Biliary tract injuries can occur during different surgical procedures such as hepatectomy and gastrectomy with the most injuries appear during the biliary tree surgery, particularly cholecystectomy [13]. As the number of cholecystectomies has risen with the development of laparoscopic surgery, the bile duct injuries have increased [14].
Several reviews have debated biliary injury mechanism such as anatomic biliary variants, inflammatory process (acute or chronic), improper surgical clips on the cystic duct, incompetent dissection and misguided use of cautery [15].
Post-operative biliary injuries may be classified as a bile leakage, biliary obstruction, “either ligated duct or biliary stricture” or complete duct transection. A ligated or clipped bile duct presented early post-operative by jaundice sequel to biliary obstruction with or without cholangitis [16].
Several imaging approaches can be used for suspected BDIs with ultrasound and CT [17, 18] were considered the first diagnostic modalities, particularly in suspected bile leak with the following findings: localized fluid collection in the gallbladder bed or near porta hepatis (biloma) and free collection in the perihepatic, subhepatic or other peritoneal spaces. Hepatobiliary isotope scan is sensitive for bile leak detection, but lack spatial resolution with inability to detect the exact leak site. Abdominal pain, tenderness, distension, and fever are symptomatic features of biliary leakage. It has to be kept in mind that intraperitoneal bile does not get absorbed and may get infected leading to sepsis [19].
MR cholangiography is a safe diagnostic tool in distinguishing the post-operative bile duct injuries with early perfect management and better results. These bile duct injuries may manifest in the early post-operative period or later leading to high morbidity with decline in the patients’ quality of life and high medical cost [20].
In this study, MRCP was found to be perfect in assessing patients with BDIs, since it was able to estimate the stenotic segment as well as the supra and infra-stenotic sectors. This imaging tool really diagnosed iatrogenic biliary injuries in all 37 patients with successful visualization of the biliary tree anatomy. As MRCP was done without contrast administration, it is less accurate in recognizing the origin of leak. ERCP is beneficial to localize the biliary leak with therapeutic availability after laparoscopy, but it is an invasive maneuver with major complications. Our data was compatible with other studies Yeh [7] and Khalid [14] who have estimated the role of MRCP in patients with suspected iatrogenic BDIs.
Transection injury was the most common biliary injury encountered in our study, representing 54.1%. On MRCP, a lack of duct visualization with associated fluid collection suspect duct disruption. In transection bile duct injury, associated biliary dilatation was unlikely. The discrimination between biliary transection and obstruction may be difficult. Nevertheless, biliary dilatation upstream with no associated fluid collection was likely representing post-operative biliary obstruction, either ligated duct (early post-operative) or biliary stricture (late post-operative).
According to the Strasberg-Bismuth classification, showed that E2 and E1 are the most experienced types within our cases, representing 29.7% and 18.9% respectively. This agreed with Van Hoe et al. [21] who reported that the typical biliary injury site is in CBD, near the cystic duct insertion or the hepatic confluence.
MRCP has a limitation as it tends to exaggerate the stricture length as the duct may be collapsed instantly distal to the stricture. Ideal survey of the source images minimizes such drawback. It is essential to identify this limitation, especially with surgical repair, as only the proximal segment of the stricture is applicable with the distal extent overestimated at MRCP. Additionally, MRCP without contrast administration lacks the functional capability in detection of bile duct leaks [22, 23].
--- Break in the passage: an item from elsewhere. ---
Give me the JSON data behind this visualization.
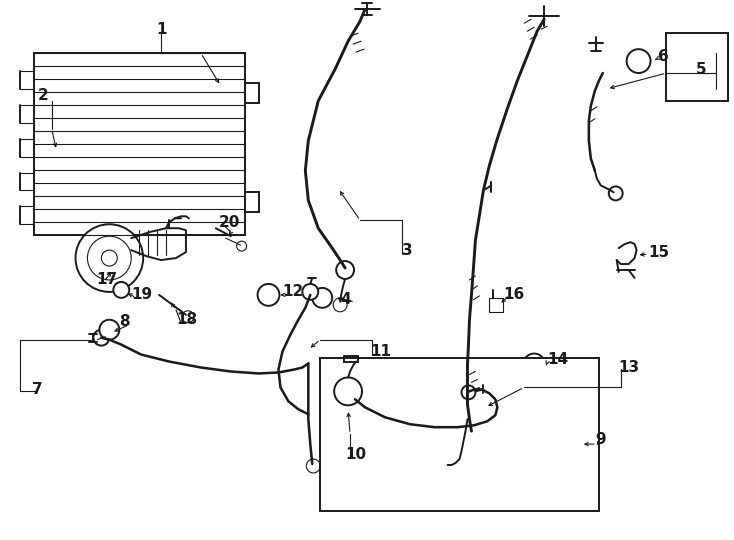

Our findings and that of others [24,25,26,27] suggest that it is unlikely that a biliary injury will be missed on MRCP. Further MRCP has sensitivity of 100% in localizing the site of biliary obstruction as well as duct transection.
Kapoor [28] documented that, “A classification should address topics related to mechanism, treatment, avoidance and prognosis". None of the suggested classifications deal with all topics namely injury mechanism, means of presentation, patient’s status including presence of cholangitis and associated vascular injury. An ideal biliary injury classification still evades us.